Stranger than Fiction — a movie about the man Harold Crick, who figures out he is a character in a novel— is also a "different movie to different viewers"— but  it was almost certainly not intended by its screenwriter and director to be such. The movie's premise has obvious comedic potential:  the man discovers he is a character in a novel when he starts hearing his life being narrated as he goes through his day, only to discover that his author always kills off her heroes. The movie's humorous possibilities are fully exploited by actors Will Ferrell, Emma Thompson, Dustin Hoffman, Queen Latifah, and Maggie Gyllenhaal.  So Stranger than Fiction is funny enough that critics' almost universally review it with mild praise as a comedy (the acting alone is good enough throughout to warrant that). The strictly comedic classification is ironic in that a plot theme is Harold Crick's urgent need to figure out if his life is a comedy or a tragedy, so he can identify the author of his life to tell her, as it turns out, that her creature lives. But if comedy is all that Stranger than Fiction is or intends to be, faint praise is the most that it deserves. 

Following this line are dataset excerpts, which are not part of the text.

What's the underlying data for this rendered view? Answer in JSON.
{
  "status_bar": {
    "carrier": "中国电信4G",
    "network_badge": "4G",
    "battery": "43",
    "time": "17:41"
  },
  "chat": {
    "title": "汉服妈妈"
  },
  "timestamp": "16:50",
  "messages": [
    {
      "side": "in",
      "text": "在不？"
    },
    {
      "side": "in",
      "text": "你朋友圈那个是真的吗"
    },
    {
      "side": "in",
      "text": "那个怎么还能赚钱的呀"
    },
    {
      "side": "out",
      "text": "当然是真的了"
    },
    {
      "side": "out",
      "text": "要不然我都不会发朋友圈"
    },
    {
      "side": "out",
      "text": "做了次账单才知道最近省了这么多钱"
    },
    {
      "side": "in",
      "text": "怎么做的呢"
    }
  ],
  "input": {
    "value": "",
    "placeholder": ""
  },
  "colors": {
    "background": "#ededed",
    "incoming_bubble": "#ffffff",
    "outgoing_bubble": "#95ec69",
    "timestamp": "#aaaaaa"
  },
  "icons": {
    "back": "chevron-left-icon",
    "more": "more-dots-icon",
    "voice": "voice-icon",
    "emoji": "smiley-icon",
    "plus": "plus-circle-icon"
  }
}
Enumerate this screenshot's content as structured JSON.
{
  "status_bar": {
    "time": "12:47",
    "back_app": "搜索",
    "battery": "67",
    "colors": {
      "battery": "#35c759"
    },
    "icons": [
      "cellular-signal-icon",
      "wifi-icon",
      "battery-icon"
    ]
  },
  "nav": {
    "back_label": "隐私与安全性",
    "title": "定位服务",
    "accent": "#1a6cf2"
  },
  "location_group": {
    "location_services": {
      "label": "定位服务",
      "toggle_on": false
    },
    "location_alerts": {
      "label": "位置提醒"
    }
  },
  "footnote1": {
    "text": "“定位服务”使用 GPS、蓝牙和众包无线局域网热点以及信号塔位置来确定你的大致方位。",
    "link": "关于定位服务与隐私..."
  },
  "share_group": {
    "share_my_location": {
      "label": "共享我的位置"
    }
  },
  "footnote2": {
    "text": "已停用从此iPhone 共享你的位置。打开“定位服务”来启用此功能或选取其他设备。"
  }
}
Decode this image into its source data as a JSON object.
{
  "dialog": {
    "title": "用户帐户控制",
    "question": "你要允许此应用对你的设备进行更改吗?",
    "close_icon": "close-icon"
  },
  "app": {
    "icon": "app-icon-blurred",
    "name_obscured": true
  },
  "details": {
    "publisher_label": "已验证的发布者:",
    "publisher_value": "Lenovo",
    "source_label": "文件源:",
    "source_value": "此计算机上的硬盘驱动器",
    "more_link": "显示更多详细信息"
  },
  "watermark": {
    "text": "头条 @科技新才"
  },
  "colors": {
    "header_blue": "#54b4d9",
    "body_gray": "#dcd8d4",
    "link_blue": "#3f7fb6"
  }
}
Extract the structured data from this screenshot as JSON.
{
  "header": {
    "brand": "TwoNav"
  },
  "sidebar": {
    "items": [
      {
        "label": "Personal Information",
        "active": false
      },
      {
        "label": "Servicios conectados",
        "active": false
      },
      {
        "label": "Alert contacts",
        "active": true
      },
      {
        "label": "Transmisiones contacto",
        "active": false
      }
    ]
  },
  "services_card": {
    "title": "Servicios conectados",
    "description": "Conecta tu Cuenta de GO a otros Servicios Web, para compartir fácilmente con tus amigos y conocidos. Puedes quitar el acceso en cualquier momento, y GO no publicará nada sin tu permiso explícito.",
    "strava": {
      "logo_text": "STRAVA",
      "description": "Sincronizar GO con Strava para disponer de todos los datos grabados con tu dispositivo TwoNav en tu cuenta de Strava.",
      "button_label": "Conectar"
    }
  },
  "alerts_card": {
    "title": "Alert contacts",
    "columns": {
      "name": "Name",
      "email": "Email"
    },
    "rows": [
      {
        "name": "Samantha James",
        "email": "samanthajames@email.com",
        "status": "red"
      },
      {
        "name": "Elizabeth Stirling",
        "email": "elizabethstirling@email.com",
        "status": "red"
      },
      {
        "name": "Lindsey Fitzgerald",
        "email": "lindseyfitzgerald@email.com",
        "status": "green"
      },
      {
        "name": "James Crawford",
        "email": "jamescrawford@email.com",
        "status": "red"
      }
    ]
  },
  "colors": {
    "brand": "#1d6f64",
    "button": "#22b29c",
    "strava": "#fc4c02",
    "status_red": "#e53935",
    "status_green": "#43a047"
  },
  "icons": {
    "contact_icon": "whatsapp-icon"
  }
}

Very likely it is only those with eyes to see, say viewers informed by a Christian world view like the Odd Men Out (OMO), who are able recognize in that very same movie the other Stranger than Fiction, that is a minor masterpiece and the OMO Movie of the Year 2006: a profound and, to more than one member of the OMO, almost unbearably poignant exploration of the reasons for, and possible rewards of, ultimate sacrifice. OMO member Gene Chase is on to something in characterizing Stranger than Fiction as a 21st century retelling of O. Henry's "Gift of the Magi." The only problem with that comparison is that the cost to the two givers of their gifts in O. Henry's story is ultimately trivial. In Stranger than Fiction, the two givers both make a sacrifice that each has reason to believe is, on their own terms, total. That the movie is also very funny is merely the bow on the box of that rare gift from Hollywood, a movie that is both deeply moving and delightful. One can only feel sorry for those viewers and reviewers of the unopened box:  Stranger than Fiction, the comedy.


Curt Byers '80

Curt Byers works as a counselor and plays the role of theologian in the film group Odd Men Out.